Women are an essential part of the history of the piano—but how many women pianists can you name?
Throughout most of the piano’s history, women pianists lacked access to formal training and were excluded from male-dominated performance spaces. Even the modern piano’s keys were designed without consideration of women’s typically smaller hands. Yet despite their music being largely confined to the domestic sphere, women continued to play, perform, and compose on their own terms.
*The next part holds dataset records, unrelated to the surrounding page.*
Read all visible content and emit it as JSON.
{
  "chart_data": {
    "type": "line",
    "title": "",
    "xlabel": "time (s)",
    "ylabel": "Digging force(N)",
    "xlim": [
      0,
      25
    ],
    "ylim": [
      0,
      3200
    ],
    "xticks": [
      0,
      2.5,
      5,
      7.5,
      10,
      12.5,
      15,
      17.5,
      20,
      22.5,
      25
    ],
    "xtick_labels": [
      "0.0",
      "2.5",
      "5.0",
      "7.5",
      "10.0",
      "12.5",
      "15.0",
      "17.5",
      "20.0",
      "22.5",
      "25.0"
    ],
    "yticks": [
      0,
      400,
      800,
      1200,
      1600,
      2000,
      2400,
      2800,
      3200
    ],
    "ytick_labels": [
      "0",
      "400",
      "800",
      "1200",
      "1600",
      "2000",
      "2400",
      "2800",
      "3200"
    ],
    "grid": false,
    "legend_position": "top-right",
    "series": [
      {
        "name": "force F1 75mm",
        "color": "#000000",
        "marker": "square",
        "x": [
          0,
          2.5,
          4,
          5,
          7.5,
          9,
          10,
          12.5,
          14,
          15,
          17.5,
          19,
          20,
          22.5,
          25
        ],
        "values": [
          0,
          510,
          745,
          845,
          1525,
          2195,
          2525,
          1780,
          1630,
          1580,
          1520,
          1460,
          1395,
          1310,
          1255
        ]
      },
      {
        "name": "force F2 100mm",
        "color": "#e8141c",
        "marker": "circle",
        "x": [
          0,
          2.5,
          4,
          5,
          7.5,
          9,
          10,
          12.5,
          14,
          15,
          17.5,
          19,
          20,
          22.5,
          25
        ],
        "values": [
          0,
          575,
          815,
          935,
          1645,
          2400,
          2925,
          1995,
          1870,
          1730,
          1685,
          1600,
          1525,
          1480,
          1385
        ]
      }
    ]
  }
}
Celebrated pianist and author Susan Tomes traces fifty such women across the piano’s history. Including now-famous names such as Clara Schumann and Fanny Mendelssohn, Tomes also highlights overlooked women: from Hélène de Montgeroult, whose playing saved her life during the French Revolution, to Leopoldine Wittgenstein, influential Viennese salonnière, and Hazel Scott, the first Black performer in the United States to have a nationally syndicated TV show.
From Maria Szymanowska to Nina Simone, and including interviews with women performing today, this is a much-needed corrective to our understanding of the piano—and a timely testament to women’s musical lives.
Susan Tomes is a concert pianist and writer. Renowned both as a soloist and as the pianist of Domus and the Florestan Trio, she is the author of seven books, including Speaking the Piano, Beyond the Notes, and The Piano: A History in 100 Pieces.